Let’s look at a sample implementation that will accomplish these tasks:

// Import the Next.js API route handler
import { NextApiRequest, NextApiResponse } from 'next';
import { graphqlRequest, GraphQLRequest } from '@/util/GraphQLQuery';
import { GetDate } from '@/util/GetDate';

// Define the API route handler
export default async function onPublishEnd(req: NextApiRequest, res: NextApiResponse) {
// Check if the api_key query parameter matches the WEBHOOK_API_KEY environment variable
if (req.query.api_key !== process.env.WEBHOOK_API_KEY) {
return res.status(401).json({ message: 'Unauthorized' });
}

// If the request method is not POST, return an error
if (req.method !== 'POST') {
return res.status(405).json({ message: 'Method not allowed' });
}

let data;
try {
// Try to parse the JSON data from the request body
//console.log('Req body:\n' + JSON.stringify(req.body));
data = req.body;
} catch (error) {
console.log('Bad Request: ', error);
return res.status(400).json({ message: 'Bad Request. Check incoming data.' });
}

const items = [];

// Loop over all the entries in updates
for (const update of data.updates) {
// Check if the entity_definition is LayoutData
if (update.entity_definition === 'LayoutData') {
// Extract the GUID portion of the identifier
const guid = update.identifier.split('-')[0]

try {
// Create the GraphQL request
const request: GraphQLRequest = {
query: itemQuery,
variables: { id: guid },
};

// Invoke the GraphQL query with the request
//console.log(`Getting GQL Data for item ${guid}`);
const result = await graphqlRequest(request);
//console.log('Item Data:\n' + JSON.stringify(result));

// Make sure we got some data from GQL in the result
if (!result || !result.item) {
console.log(`No data returned from GraphQL for item ${guid}`);
continue;
}

// Check if it's in the right site by comparing the item.path
if (!result.item.path.startsWith('/sitecore/content/Search Demo/Search Demo/')) {
console.log(`Item ${guid} is not in the right site`);
continue;
}

// Add the item to the items array
items.push(result.item)

} catch (error) {
// If an error occurs while invoking the GraphQL query, return a 500 error
return res.status(500).json({ message: 'Internal Server Error: GraphQL query failed' })
}
}
}
// Send the json data to the Yext Push API endpoint
const pushApiEndpoint = `${process.env.YEXT_PUSH_API_ENDPOINT}?v=${GetDate()}&api_key=${process.env.YEXT_PUSH_API_KEY}`;
console.log(`Pushing to ${pushApiEndpoint}\nData:\n${JSON.stringify(items)}`);

// Send all the items to the Yext Push API endpoint
const yextResponse = await fetch(pushApiEndpoint, {
method: 'POST',
headers: {
'Content-Type': 'application/json',
},
body: JSON.stringify(items),
});

if (!yextResponse.ok) {
console.log(`Failed to push data to Yext: ${yextResponse.status} ${yextResponse.statusText}`);
}

// Send a response
return res.status(200).json({ message: 'Webhook event received' })
}

const itemQuery = `
query ($id: String!) {
item(path: $id, language: "en") {
id
name
path
url {
path
url
}
fields {
name
jsonValue
}
}
}

`;

https://github.com/csulham/nextjs-sandbox/blob/main/pages/api/onPublishEnd.ts

This function uses the Next.js API helpers to create a quick and easy API endpoint. After some validation (including an API key we define to ensure this endpoint isn’t used in unintended manners), the code goes through the json payload from the webhook and an executes the tasks described above. In this case, we’re pushing to Yext as our search provider, and we’re sending all the item’s field data. Sending everything is preferable here because it simplifies the query on the app side and allows us to handle mappings and transformations in our search provider, making future changes easier to manage without deploying new code.

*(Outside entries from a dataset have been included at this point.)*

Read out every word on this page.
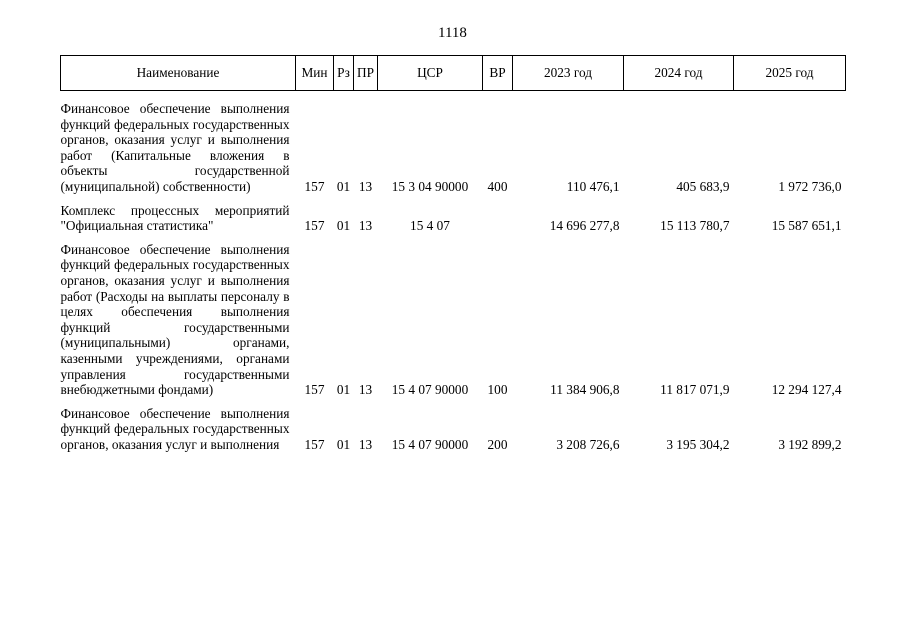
1118
Наименование	Мин	Рз	ПР	ЦСР	ВР	2023 год	2024 год	2025 год

Финансовое обеспечение выполнения функций федеральных государственных органов, оказания услуг и выполнения работ (Капитальные вложения в объекты государственной (муниципальной) собственности)	157	01	13	15 3 04 90000	400	110 476,1	405 683,9	1 972 736,0

Комплекс процессных мероприятий "Официальная статистика"	157	01	13	15 4 07		14 696 277,8	15 113 780,7	15 587 651,1

Финансовое обеспечение выполнения функций федеральных государственных органов, оказания услуг и выполнения работ (Расходы на выплаты персоналу в целях обеспечения выполнения функций государственными (муниципальными) органами, казенными учреждениями, органами управления государственными внебюджетными фондами)	157	01	13	15 4 07 90000	100	11 384 906,8	11 817 071,9	12 294 127,4

Финансовое обеспечение выполнения функций федеральных государственных органов, оказания услуг и выполнения	157	01	13	15 4 07 90000	200	3 208 726,6	3 195 304,2	3 192 899,2
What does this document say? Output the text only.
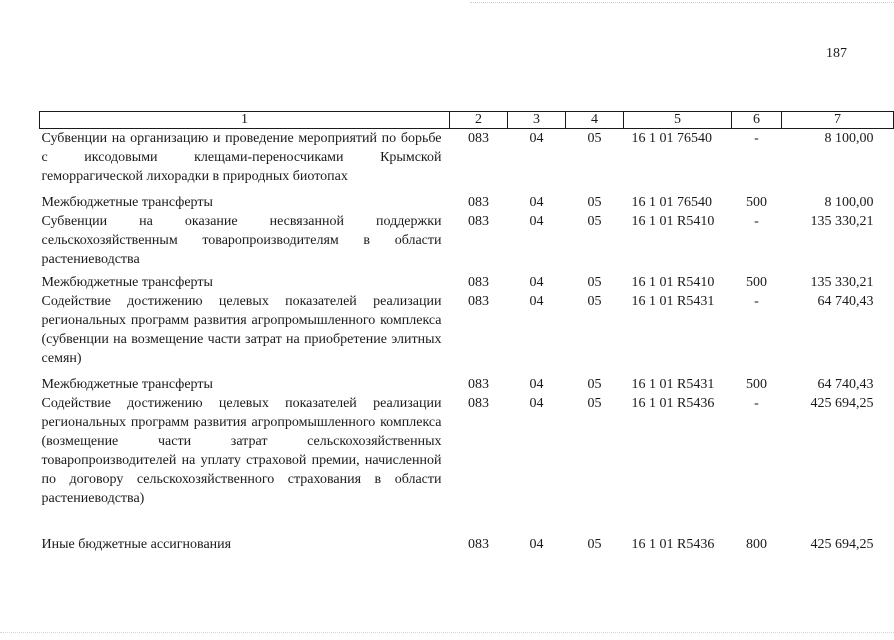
187
1	2	3	4	5	6	7

Субвенции на организацию и проведение мероприятий по борьбе с иксодовыми клещами-переносчиками Крымской геморрагической лихорадки в природных биотопах	083	04	05	16 1 01 76540	-	8 100,00

Межбюджетные трансферты	083	04	05	16 1 01 76540	500	8 100,00

Субвенции на оказание несвязанной поддержки сельскохозяйственным товаропроизводителям в области растениеводства	083	04	05	16 1 01 R5410	-	135 330,21

Межбюджетные трансферты	083	04	05	16 1 01 R5410	500	135 330,21

Содействие достижению целевых показателей реализации региональных программ развития агропромышленного комплекса (субвенции на возмещение части затрат на приобретение элитных семян)	083	04	05	16 1 01 R5431	-	64 740,43

Межбюджетные трансферты	083	04	05	16 1 01 R5431	500	64 740,43

Содействие достижению целевых показателей реализации региональных программ развития агропромышленного комплекса (возмещение части затрат сельскохозяйственных товаропроизводителей на уплату страховой премии, начисленной по договору сельскохозяйственного страхования в области растениеводства)	083	04	05	16 1 01 R5436	-	425 694,25

Иные бюджетные ассигнования	083	04	05	16 1 01 R5436	800	425 694,25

As the previous post stated, CREATE and DELETE are separate operations that will need to be handled with separate webhooks. There may still be other considerations you’ll need to handle as well, such as a very large publish and the need to batch the querying of item data and the pushes to the search provider. Still, this example is a useful POC that you can adapt to your project’s search provider and specific requirements.